With more Canadians buying smart phones than ever before, the number of mobile devices will reach epic proportions, according to one of the country’s biggest research firms.
Some $6 billion will be spent on mobile devices in 2012, IDC Canada said Thursday in revealing predictions for the technology industry in 2012.
“By the end of 2012 we expect the install base of smart phones to be equal to portable PCs,” said Lars Goransson, group vice-president and general manager at IDC Canada. “Mobile devices account for less than 15 per cent of spending in Canada, but (also) a third of spending growth.”
IDC also predicts that the mobile platform will begin truly eclipse the PC in 2012 in terms of adoption and programming focus. Tony Olvet, group vice-president of research, attributed this call to growing adoption of the HTML5 environment which will lead to “more cross-pollination of innovation.” He also said that voice commands will see the same sort of cross-platform mass adoption as touch did previously and that the Android phone selection will be bolstered by a variety of new devices on both the super phone and budget end of the spectrum.
Olvet also said that, because of this adoption and focus on mobile, there will be increased focus by Canadian business in supporting mobile payments and online integration in brick and mortar shops. As a way to combat the genesis of the augmented reality phenomenon, stores will begin implementing more contextual coupon programs of their own design. “Brick and mortar retailers will fight scan and scram with in-store offer management mobile apps,” he said.

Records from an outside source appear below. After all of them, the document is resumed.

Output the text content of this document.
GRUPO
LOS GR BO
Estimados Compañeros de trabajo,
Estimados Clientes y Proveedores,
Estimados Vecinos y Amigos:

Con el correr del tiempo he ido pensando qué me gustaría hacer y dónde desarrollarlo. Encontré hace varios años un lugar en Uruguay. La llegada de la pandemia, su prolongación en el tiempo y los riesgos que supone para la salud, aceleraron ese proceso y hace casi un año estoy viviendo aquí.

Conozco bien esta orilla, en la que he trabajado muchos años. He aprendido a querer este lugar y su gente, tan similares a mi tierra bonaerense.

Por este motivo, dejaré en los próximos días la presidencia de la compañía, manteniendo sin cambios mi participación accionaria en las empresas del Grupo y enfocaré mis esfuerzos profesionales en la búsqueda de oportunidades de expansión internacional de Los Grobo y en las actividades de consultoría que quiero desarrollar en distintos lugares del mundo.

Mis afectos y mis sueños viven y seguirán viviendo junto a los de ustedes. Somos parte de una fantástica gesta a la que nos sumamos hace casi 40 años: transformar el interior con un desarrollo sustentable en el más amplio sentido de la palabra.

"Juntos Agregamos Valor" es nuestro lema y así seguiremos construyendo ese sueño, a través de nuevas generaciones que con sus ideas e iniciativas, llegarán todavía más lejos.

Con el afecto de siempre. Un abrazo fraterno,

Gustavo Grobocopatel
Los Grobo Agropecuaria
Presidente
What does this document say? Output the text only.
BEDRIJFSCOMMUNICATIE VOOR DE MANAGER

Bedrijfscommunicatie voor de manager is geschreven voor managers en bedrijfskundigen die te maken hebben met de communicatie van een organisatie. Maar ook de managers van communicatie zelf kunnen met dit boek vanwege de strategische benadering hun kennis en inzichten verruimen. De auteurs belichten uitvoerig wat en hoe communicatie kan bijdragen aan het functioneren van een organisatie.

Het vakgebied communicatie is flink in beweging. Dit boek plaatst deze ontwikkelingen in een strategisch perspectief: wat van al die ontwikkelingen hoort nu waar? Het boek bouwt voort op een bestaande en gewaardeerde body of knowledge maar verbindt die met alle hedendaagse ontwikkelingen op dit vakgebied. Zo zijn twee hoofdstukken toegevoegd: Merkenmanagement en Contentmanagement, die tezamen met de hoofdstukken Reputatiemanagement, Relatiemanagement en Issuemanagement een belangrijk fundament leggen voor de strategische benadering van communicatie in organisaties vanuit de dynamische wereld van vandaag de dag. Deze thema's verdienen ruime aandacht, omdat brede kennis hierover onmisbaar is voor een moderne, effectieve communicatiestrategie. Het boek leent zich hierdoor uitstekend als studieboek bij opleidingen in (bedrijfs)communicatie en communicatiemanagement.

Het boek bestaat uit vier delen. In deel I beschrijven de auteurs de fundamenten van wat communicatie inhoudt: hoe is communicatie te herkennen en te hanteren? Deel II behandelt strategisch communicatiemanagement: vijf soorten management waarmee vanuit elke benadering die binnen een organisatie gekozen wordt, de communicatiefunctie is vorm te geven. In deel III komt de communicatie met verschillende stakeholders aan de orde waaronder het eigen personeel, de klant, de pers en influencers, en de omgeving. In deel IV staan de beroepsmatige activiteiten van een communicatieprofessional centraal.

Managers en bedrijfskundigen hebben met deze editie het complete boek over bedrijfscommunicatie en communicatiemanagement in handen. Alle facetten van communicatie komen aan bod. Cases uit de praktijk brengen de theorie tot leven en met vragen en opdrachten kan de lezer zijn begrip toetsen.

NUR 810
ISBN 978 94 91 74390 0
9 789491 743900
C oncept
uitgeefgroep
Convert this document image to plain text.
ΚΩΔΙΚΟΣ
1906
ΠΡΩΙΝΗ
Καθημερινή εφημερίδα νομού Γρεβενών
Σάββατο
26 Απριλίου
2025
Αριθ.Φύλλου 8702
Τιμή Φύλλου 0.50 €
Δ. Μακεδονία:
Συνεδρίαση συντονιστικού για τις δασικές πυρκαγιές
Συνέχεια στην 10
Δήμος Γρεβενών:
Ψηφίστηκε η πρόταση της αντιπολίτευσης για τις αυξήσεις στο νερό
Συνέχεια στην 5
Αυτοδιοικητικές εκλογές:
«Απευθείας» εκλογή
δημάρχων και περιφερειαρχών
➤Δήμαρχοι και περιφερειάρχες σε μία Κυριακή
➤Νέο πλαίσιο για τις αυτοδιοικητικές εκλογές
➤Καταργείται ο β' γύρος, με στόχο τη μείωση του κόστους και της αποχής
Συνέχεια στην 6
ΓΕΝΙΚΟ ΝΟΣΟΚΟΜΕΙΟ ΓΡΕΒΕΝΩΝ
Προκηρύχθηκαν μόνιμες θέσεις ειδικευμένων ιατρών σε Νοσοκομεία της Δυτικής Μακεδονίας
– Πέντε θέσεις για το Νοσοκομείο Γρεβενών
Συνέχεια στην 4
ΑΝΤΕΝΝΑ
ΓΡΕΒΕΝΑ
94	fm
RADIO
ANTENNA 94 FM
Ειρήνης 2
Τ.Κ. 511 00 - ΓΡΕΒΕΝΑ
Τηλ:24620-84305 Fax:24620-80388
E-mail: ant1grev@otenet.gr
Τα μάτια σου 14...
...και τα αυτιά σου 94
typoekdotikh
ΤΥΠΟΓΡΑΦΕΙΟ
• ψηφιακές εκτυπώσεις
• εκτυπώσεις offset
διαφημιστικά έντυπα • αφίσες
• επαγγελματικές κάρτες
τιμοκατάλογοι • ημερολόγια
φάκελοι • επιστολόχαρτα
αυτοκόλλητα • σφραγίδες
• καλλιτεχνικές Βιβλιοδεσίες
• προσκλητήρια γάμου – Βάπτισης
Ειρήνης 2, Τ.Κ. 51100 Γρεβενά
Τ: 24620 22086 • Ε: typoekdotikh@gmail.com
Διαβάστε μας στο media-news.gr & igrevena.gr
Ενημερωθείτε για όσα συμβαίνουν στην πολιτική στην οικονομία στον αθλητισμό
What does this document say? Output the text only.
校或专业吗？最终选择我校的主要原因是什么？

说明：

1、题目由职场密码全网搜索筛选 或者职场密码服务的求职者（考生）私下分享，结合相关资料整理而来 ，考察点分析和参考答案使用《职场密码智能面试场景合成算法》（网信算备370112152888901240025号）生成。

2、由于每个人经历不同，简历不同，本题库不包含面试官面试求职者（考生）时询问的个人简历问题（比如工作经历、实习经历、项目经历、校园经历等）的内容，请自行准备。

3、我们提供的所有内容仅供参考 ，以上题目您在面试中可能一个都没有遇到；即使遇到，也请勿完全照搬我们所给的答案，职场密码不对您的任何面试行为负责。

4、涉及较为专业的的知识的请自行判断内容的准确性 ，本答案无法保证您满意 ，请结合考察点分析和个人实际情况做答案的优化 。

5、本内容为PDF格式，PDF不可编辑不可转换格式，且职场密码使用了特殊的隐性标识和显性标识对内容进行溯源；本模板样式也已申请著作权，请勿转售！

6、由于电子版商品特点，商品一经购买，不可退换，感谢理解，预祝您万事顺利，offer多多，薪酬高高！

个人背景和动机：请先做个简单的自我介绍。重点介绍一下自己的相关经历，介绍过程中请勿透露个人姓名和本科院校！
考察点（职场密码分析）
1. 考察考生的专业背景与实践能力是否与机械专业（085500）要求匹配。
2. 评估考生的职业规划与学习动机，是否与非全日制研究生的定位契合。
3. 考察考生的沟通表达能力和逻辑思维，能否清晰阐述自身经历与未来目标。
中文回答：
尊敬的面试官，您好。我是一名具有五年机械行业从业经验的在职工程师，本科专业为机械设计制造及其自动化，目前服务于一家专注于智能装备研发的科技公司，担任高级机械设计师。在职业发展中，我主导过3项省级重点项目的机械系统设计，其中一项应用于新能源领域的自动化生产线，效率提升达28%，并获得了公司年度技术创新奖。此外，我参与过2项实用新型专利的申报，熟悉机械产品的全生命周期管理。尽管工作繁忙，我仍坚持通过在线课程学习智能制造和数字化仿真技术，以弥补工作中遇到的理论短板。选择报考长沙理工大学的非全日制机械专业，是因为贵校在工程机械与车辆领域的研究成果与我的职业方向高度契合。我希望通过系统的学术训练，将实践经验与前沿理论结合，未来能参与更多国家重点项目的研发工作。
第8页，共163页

The predictions also suggest there will be for more upheaval in the Canadian cellular industry thanks to new players bidding for mobile spectrum in upcoming auctions,. “The election of the (majority) Harper government will lead the way to a (revising) of the foreign ownership legislation,” said Olvet.
Both Liberal and Conservative governments have promised to overhaul the foreign ownership restrictions in the Telecommunications Act, which limit non-Canadians to owning about 46 per cent directly and indirectly of a Canadian wired or wireless carrier.
The Harper government even narrowed it down to three options for public review. Since then, however, the government has said it can’t change the law until it decides who will be eligible to buy spectrum in the upcoming 700 MHz auction. That auction will be hotly-contested.
There’s little doubt the Harper government wants to liberalize the foreign ownership restrictions, but the question is how far. One option is to allow carriers with a small percentage of the market to sell up to 49 per cent of their companies to non-Canadians. Another is to take off all restrictions on these carriers. A third option is to take controls off completely.
Elsewhere, IDC also believes that pure play offshore vendors in Canada will break a billion dollars with at least five pure plays each bringing in a hundred million each. Goransson said that “offshoring estimates 14.3 per cent growth for 2012 through 2015.”
It also thinks 2012 will see more gains in cloud application development, including a lot of traditional on-premise software makers acquiring cloud specialists. “The land grab is underway,” Olvet said. This will lead, in part, to a new breed of channel partner for 2012, something IDC dubbed “partner 2.0”. “Cloud, mobility, economics of channel, shifting skill demands and customer confusion will drive this,” he said. “Forty-seven per cent of partners believe cloud computing is forcing a wholesale change in their business model.”
Finally, IDC forsees a further refinement in analytics 2012, having reached its “moneyball moment,” and that “social-lytics” — analytics derived from social media — will transcend hype and become profitable. “The window for succeeding through analytics is a fast moving one,” Olvet said. “(It) needs to move beyond analysts and the back office…to the front-line staff, in the store, in the field.” Now that analytics are being adopted en masse, it will take a full company-wide implementation to maintain the edge they provide.